Tuttavia nel 2019, “un’inversione di rotta di entrambe le Banche centrali ha fatto sì che gli asset di rischio, siano essi il Bund, le small cap asiatiche o il Bitcoin, abbiano registrato rendimenti straordinari. I fondamentali non hanno giustificato il crollo del 2018 più di quanto abbiano fatto con l'impennata del 2019. L’elemento che più colpisce è la cautela delle Banche centrali per quanto riguarda la liquidità. Le sorprendenti fluttuazioni del mercato Repo statunitense nel 2019 lasciano pensare che la Fed abbia sbagliato le sue linee generali sulle questioni relative al proprio bilancio e all'impatto della liquidità sulle banche e sui mercati finanziari. Il bilancio della Fed aveva raggiunto i 4.5 trilioni di dollari quando è cominciata la fase di restringimento monetario e ci sono stati segnali che suggerivano l’intenzione di ridurlo a 2.5 trilioni di dollari. Ma non appena è sceso sotto i 4.000 miliardi di dollari, la crisi dei mercati finanziari nel quarto trimestre del 2018 ha costretto la Fed a smettere di ridurre il proprio bilancio. E poi, dopo la crisi del mercato Repo, è ritornata al percorso di espansione”.

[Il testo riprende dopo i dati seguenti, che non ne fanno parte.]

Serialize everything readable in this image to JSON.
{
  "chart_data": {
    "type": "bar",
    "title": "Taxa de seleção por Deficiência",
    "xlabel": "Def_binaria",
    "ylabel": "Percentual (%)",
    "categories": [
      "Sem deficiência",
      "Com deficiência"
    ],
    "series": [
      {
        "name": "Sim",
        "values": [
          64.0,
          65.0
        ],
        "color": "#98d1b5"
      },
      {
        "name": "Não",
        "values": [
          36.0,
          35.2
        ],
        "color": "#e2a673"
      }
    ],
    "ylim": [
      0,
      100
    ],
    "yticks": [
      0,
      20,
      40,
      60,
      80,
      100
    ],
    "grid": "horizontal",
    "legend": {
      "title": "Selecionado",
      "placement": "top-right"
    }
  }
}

"Data tale esperienza e il ruolo molto forte svolto dalle Banche centrali nel corso degli ultimi trimestri - continua l’economista - siamo convinti che adotteranno un approccio più neutrale dinanzi a queste nuove fonti di incertezza e, in caso di dubbio, eccederanno in cautela. Di conseguenza, le variazioni sul fronte tassi dovrebbero essere ridotte nel 2020, in netto contrasto con un 2019 molto proattivo, e la liquidità della Fed e della BCE ricomincerà senza dubbio a crescere. Le Banche centrali saranno orientate a sostenere i mercati, ma in modo più marginale”.
“I mercati – prevede - godranno di una protezione minore rispetto al 2019 e dovranno quindi badare a se stessi. Le valutazioni saranno piuttosto stirate e, in teoria, il contesto mediocre. Ci sarà anche un rischio politico significativo a causa della guerra commerciale in corso, delle presidenziali americane, delle tensioni tra Stati Uniti e Iran, dell'uscita ufficiale del Regno Unito dall'Unione Europea il 31 gennaio e della fragile coalizione di governo italiana di fronte all'opposizione dell'imprevedibile, ma popolare, Salvini. Negli Stati Uniti, c'è scarsa visibilità al momento su chi potrebbe essere il candidato democratico, fonte questa di incertezza in quanto i candidati in lizza hanno programmi molto diversi, che vanno da una tradizione centrista ad un approccio decisamente radicale. Le pressioni sui margini societari, in particolare negli Stati Uniti e in Europa, dovrebbero limitare la crescita degli utili e, di conseguenza, zavorrare la performance del mercato azionario. I titoli di Stato dovrebbero rimanere per lo più stabili e, di conseguenza, la performance richiederà selettività”.
Per quanto riguarda il reddito fisso, “preferiamo i titoli di Stato, le obbligazioni corporate dei Paesi emergenti e il debito finanziario subordinato. In primo luogo, offrono rendimenti migliori a parità di rischio e le Banche centrali hanno creato un contesto in cui la ricerca di rendimento è fondamentale. In secondo luogo, la ripresa del programma di allentamento quantitativo da parte della BCE sta spingendo automaticamente gli investitori verso altri mercati. Durante il primo round di QE, gli investitori europei hanno mostrato una forte preferenza per il debito dei Paesi emergenti. Inoltre, non pensiamo che il debito dei Paesi emergenti sia attualmente più rischioso".
“Per quanto riguarda le banche europee – conclude Melman - i coefficienti patrimoniali sono a livelli record, gli NPL continuano a calare e il rischio politico è diminuito (salvo un qualsiasi prematuro ritorno al potere di Matteo Salvini). Il debito emergente dovrebbe beneficiare del persistente indirizzo accomodante delle principali Banche centrali e della corsa al rendimento che esse hanno contribuito a creare. Il precedente round di QE della BCE aveva innescato un significativo acquisto di debito emergente. Con la riduzione della quota di bond nelle casse della Banca centrale, gli investitori europei non hanno avuto altra scelta che sostituirle. E i gravi rischi, un default venezuelano o la caduta del presidente argentino Macri, con conseguente flessione dei titoli di Stato, sono tutti possibili”.